NOAA Gezeiten und Strömungen

Kapitel 4 – Schwankungen im Bereich der Gezeiten: Ungleichheiten der Gezeiten

Wie in Abb. 6 gezeigt wird, ist der Höhenunterschied in Fuß zwischen aufeinanderfolgenden Hoch- und Niedrigwasser an einem bestimmten Ort als Tidenhub bekannt. Die Spanne der Gezeiten an einem beliebigen Ort unterliegt vielen variablen Faktoren. Die Einflüsse astronomischen Ursprungs werden zunächst beschrieben.

1. Mondphaseneffekt: Spring- und Nipptiden. Es wurde bereits erwähnt, dass die Gravitationskräfte des Mondes und der Sonne auf das Wasser der Erde wirken. Es ist offensichtlich, dass aufgrund der wechselnden Position des Mondes in Bezug auf die Erde und die Sonne (Abb. 3) während des monatlichen Phasenzyklus (29,53 Tage) die Anziehungskräfte von Mond und Sonne entlang einer gemeinsamen Linie oder in wechselnden Winkeln zueinander wirken können.

Wenn sich der Mond in der Neu- und Vollphase befindet (beide Positionen werden als Syzygie bezeichnet), verstärken sich die Anziehungskräfte von Mond und Sonne gegenseitig. Da die resultierende oder kombinierte Gezeitenkraft ebenfalls erhöht ist, sind die beobachteten Gezeiten bei Hochwasser höher und bei Niedrigwasser niedriger als im Durchschnitt. Das bedeutet, dass der Tidenhub an allen Orten, die ein aufeinanderfolgendes Hoch- und Niedrigwasser aufweisen, größer ist. Solche überdurchschnittlichen Gezeiten, die sich an den Syzygiestellungen des Mondes ergeben, werden als Springfluten bezeichnet – ein Begriff, der lediglich ein „Anschwellen“ des Wassers impliziert und keinen Bezug zur Jahreszeit hat.

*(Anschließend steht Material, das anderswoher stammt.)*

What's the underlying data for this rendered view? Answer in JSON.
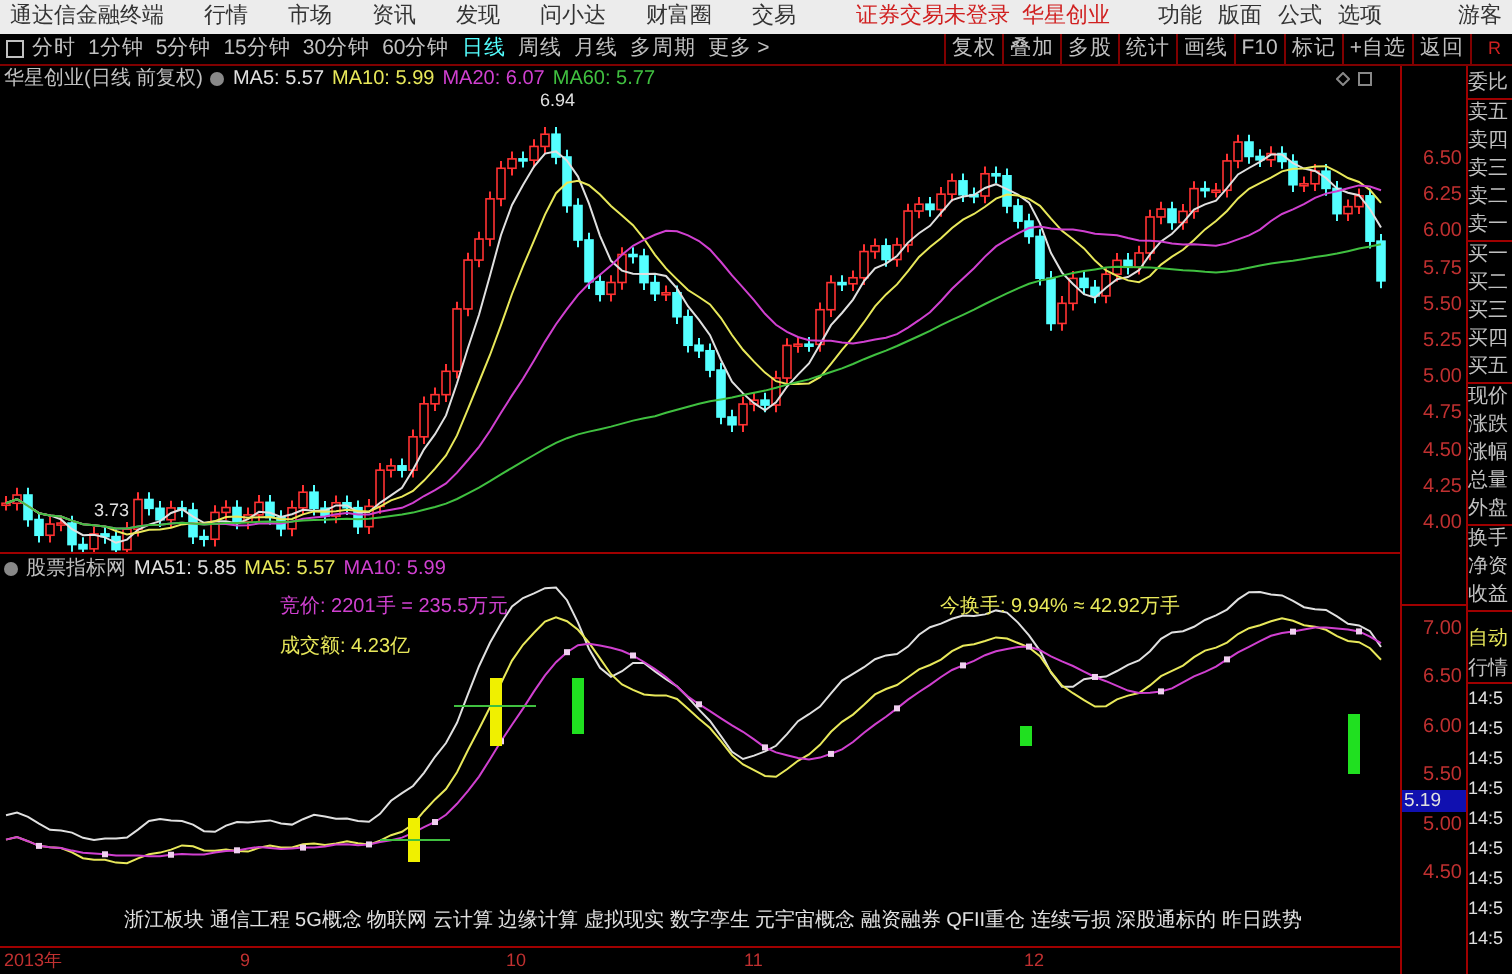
{
  "menubar": {
    "logo_text": "通达信金融终端",
    "items": [
      "行情",
      "市场",
      "资讯",
      "发现",
      "问小达",
      "财富圈",
      "交易"
    ],
    "notice": "证券交易未登录",
    "stock": "华星创业",
    "tools": [
      "功能",
      "版面",
      "公式",
      "选项"
    ],
    "user": "游客"
  },
  "toolbar": {
    "periods": [
      {
        "label": "分时",
        "selected": false
      },
      {
        "label": "1分钟",
        "selected": false
      },
      {
        "label": "5分钟",
        "selected": false
      },
      {
        "label": "15分钟",
        "selected": false
      },
      {
        "label": "30分钟",
        "selected": false
      },
      {
        "label": "60分钟",
        "selected": false
      },
      {
        "label": "日线",
        "selected": true
      },
      {
        "label": "周线",
        "selected": false
      },
      {
        "label": "月线",
        "selected": false
      },
      {
        "label": "多周期",
        "selected": false
      },
      {
        "label": "更多 >",
        "selected": false
      }
    ],
    "actions": [
      "复权",
      "叠加",
      "多股",
      "统计",
      "画线",
      "F10",
      "标记",
      "+自选",
      "返回"
    ],
    "corner": "R"
  },
  "main_chart": {
    "title": "华星创业(日线 前复权)",
    "indicators": [
      {
        "label": "MA5: 5.57",
        "color": "#e0e0e0"
      },
      {
        "label": "MA10: 5.99",
        "color": "#e8e85a"
      },
      {
        "label": "MA20: 6.07",
        "color": "#d040d0"
      },
      {
        "label": "MA60: 5.77",
        "color": "#40c040"
      }
    ],
    "high_label": "6.94",
    "low_label": "3.73",
    "axis": [
      "6.50",
      "6.25",
      "6.00",
      "5.75",
      "5.50",
      "5.25",
      "5.00",
      "4.75",
      "4.50",
      "4.25",
      "4.00"
    ]
  },
  "indicator_chart": {
    "title": "股票指标网",
    "indicators": [
      {
        "label": "MA51: 5.85",
        "color": "#e0e0e0"
      },
      {
        "label": "MA5: 5.57",
        "color": "#e8e85a"
      },
      {
        "label": "MA10: 5.99",
        "color": "#d040d0"
      }
    ],
    "notes": [
      {
        "text": "竞价: 2201手 = 235.5万元",
        "color": "#d040d0"
      },
      {
        "text": "成交额: 4.23亿",
        "color": "#e8e85a"
      },
      {
        "text": "今换手: 9.94% ≈ 42.92万手",
        "color": "#e8e85a"
      }
    ],
    "axis": [
      "7.00",
      "6.50",
      "6.00",
      "5.50",
      "5.00",
      "4.50"
    ],
    "current": "5.19"
  },
  "concepts": "浙江板块 通信工程 5G概念 物联网 云计算 边缘计算 虚拟现实 数字孪生 元宇宙概念 融资融券 QFII重仓 连续亏损 深股通标的 昨日跌势",
  "time_axis": [
    "2013年",
    "9",
    "10",
    "11",
    "12"
  ],
  "quote_panel": {
    "groups": [
      [
        "委比"
      ],
      [
        "卖五",
        "卖四",
        "卖三",
        "卖二",
        "卖一"
      ],
      [
        "买一",
        "买二",
        "买三",
        "买四",
        "买五"
      ],
      [
        "现价",
        "涨跌",
        "涨幅",
        "总量",
        "外盘"
      ],
      [
        "换手",
        "净资",
        "收益"
      ]
    ],
    "mode": "自动",
    "tab": "行情",
    "times": [
      "14:5",
      "14:5",
      "14:5",
      "14:5",
      "14:5",
      "14:5",
      "14:5",
      "14:5",
      "14:5"
    ]
  }
}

Bei der ersten und dritten Viertelphase (Quadratur) des Mondes wirken die Anziehungskräfte von Mond und Sonne auf das Wasser der Erde im rechten Winkel zueinander. Jede Kraft hat die Tendenz, der anderen teilweise entgegenzuwirken. In der Gezeitenkrafteinhüllenden, die diese kombinierten Kräfte repräsentiert, sind sowohl die maximalen als auch die minimalen Kräfte reduziert. Hohe Gezeiten sind niedriger und niedrige Gezeiten sind höher als der Durchschnitt. Solche Gezeiten mit verringerter Reichweite werden Nipptiden genannt, von einem griechischen Wort, das „spärlich“ bedeutet.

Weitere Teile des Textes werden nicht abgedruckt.